Quick comparison: why does Puerto Rico carry so much more public debt than non-U. S. Caribbean islands? $70 billion is a lot. It’s even more for an economy that is not doing so well. If you were to take $70 billion as a percentage of a state’s output, or calculate debt per capita, you would find both of those ratios well above the figures you find for other, non-U. S. Caribbean islands. I can say that confidently, without doing the calculations for Puerto Rico or any other island. That’s how high $70 billion is.

Except for the U. S. Virgin Islands, or USVI. Their per capita debt is even more than Puerto Rico. Why? All these territories have greater access to U. S. credit than non-territories. And they sit within the U. S. regulatory and tax environment. So why should the territories be different from states like Illinois, Massachusetts, New Jersey, or Maryland? If you can defer your obligations till later, why wouldn’t you do it?

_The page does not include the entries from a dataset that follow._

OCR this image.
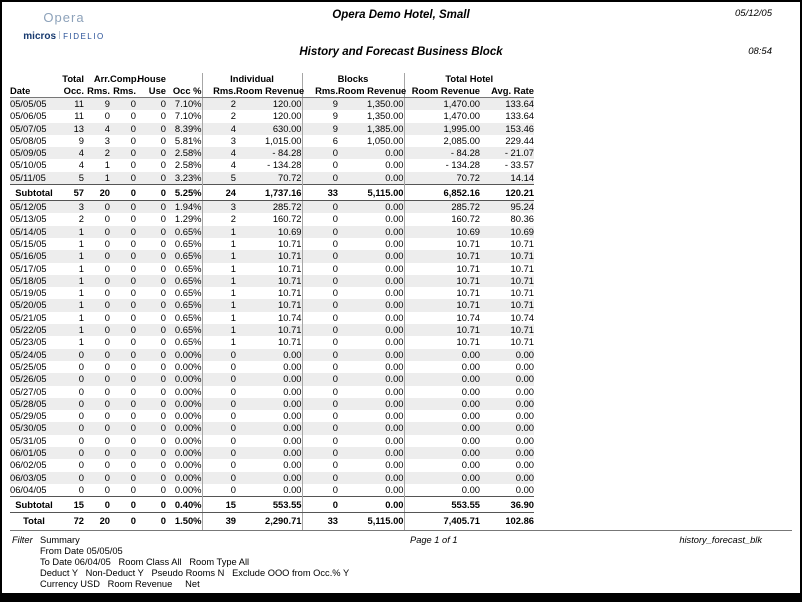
Opera
micros FIDELIO
Opera Demo Hotel, Small	05/12/05
History and Forecast Business Block	08:54
	Total	Arr.	Comp.	House		Individual		Blocks		Total Hotel	
Date	Occ.	Rms.	Rms.	Use	Occ %	Rms.	Room Revenue	Rms.	Room Revenue	Room Revenue	Avg. Rate
05/05/05	11	9	0	0	7.10%	2	120.00	9	1,350.00	1,470.00	133.64
05/06/05	11	0	0	0	7.10%	2	120.00	9	1,350.00	1,470.00	133.64
05/07/05	13	4	0	0	8.39%	4	630.00	9	1,385.00	1,995.00	153.46
05/08/05	9	3	0	0	5.81%	3	1,015.00	6	1,050.00	2,085.00	229.44
05/09/05	4	2	0	0	2.58%	4	- 84.28	0	0.00	- 84.28	- 21.07
05/10/05	4	1	0	0	2.58%	4	- 134.28	0	0.00	- 134.28	- 33.57
05/11/05	5	1	0	0	3.23%	5	70.72	0	0.00	70.72	14.14
Subtotal	57	20	0	0	5.25%	24	1,737.16	33	5,115.00	6,852.16	120.21
05/12/05	3	0	0	0	1.94%	3	285.72	0	0.00	285.72	95.24
05/13/05	2	0	0	0	1.29%	2	160.72	0	0.00	160.72	80.36
05/14/05	1	0	0	0	0.65%	1	10.69	0	0.00	10.69	10.69
05/15/05	1	0	0	0	0.65%	1	10.71	0	0.00	10.71	10.71
05/16/05	1	0	0	0	0.65%	1	10.71	0	0.00	10.71	10.71
05/17/05	1	0	0	0	0.65%	1	10.71	0	0.00	10.71	10.71
05/18/05	1	0	0	0	0.65%	1	10.71	0	0.00	10.71	10.71
05/19/05	1	0	0	0	0.65%	1	10.71	0	0.00	10.71	10.71
05/20/05	1	0	0	0	0.65%	1	10.71	0	0.00	10.71	10.71
05/21/05	1	0	0	0	0.65%	1	10.74	0	0.00	10.74	10.74
05/22/05	1	0	0	0	0.65%	1	10.71	0	0.00	10.71	10.71
05/23/05	1	0	0	0	0.65%	1	10.71	0	0.00	10.71	10.71
05/24/05	0	0	0	0	0.00%	0	0.00	0	0.00	0.00	0.00
05/25/05	0	0	0	0	0.00%	0	0.00	0	0.00	0.00	0.00
05/26/05	0	0	0	0	0.00%	0	0.00	0	0.00	0.00	0.00
05/27/05	0	0	0	0	0.00%	0	0.00	0	0.00	0.00	0.00
05/28/05	0	0	0	0	0.00%	0	0.00	0	0.00	0.00	0.00
05/29/05	0	0	0	0	0.00%	0	0.00	0	0.00	0.00	0.00
05/30/05	0	0	0	0	0.00%	0	0.00	0	0.00	0.00	0.00
05/31/05	0	0	0	0	0.00%	0	0.00	0	0.00	0.00	0.00
06/01/05	0	0	0	0	0.00%	0	0.00	0	0.00	0.00	0.00
06/02/05	0	0	0	0	0.00%	0	0.00	0	0.00	0.00	0.00
06/03/05	0	0	0	0	0.00%	0	0.00	0	0.00	0.00	0.00
06/04/05	0	0	0	0	0.00%	0	0.00	0	0.00	0.00	0.00
Subtotal	15	0	0	0	0.40%	15	553.55	0	0.00	553.55	36.90
Total	72	20	0	0	1.50%	39	2,290.71	33	5,115.00	7,405.71	102.86
Filter Summary
From Date 05/05/05
To Date 06/04/05   Room Class All   Room Type All
Deduct Y   Non-Deduct Y   Pseudo Rooms N   Exclude OOO from Occ.% Y
Currency USD   Room Revenue     Net
Page 1 of 1	history_forecast_blk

Well, one reason you might not run up debts you cannot pay is that doing so is unethical. Why would you want someone else to pay for your own benefits? From the earliest age, we learn, ‘Pay your own way.’ ‘Save for the future.’ ‘A penny saved is a penny earned.’ ‘Neither a borrower nor a lender be.’

Yet when you participate in an economic system where no one cares about these ideas, you start to think you’re a sucker if you don’t go along. Do you think people who defrauded U. S. financial markets during the Great Recession’s run-up went to the office one day and said, “Time to become a criminal. You’ll see some truly illegal shit go down now.”? No, they thought, “Time to make some money on real estate, like everyone else.”

That’s how culture and institutions work. You can’t say the governor of Massachusetts is a crook because his state carries so much debt. In that way, comparisons to the Great Recession are not valid. Where they are valid is that no one is in a position to stop the growth of debt, and no one even wants to. ‘Something will happen, something will come along to save us.’ ‘Restructure’ is the magic word. ‘Write off’ is even better. Creditors can afford the loss.

Let’s see what happens when the United States wants to start another war, and no one wants to pay for it. Let’s see as well what happens when a hurricane destroys an island, and relief supplies pile up, undistributed, due to rules, lack of funds, bureaucratic inertia, and other factors that make working within the U. S. economic system so difficult.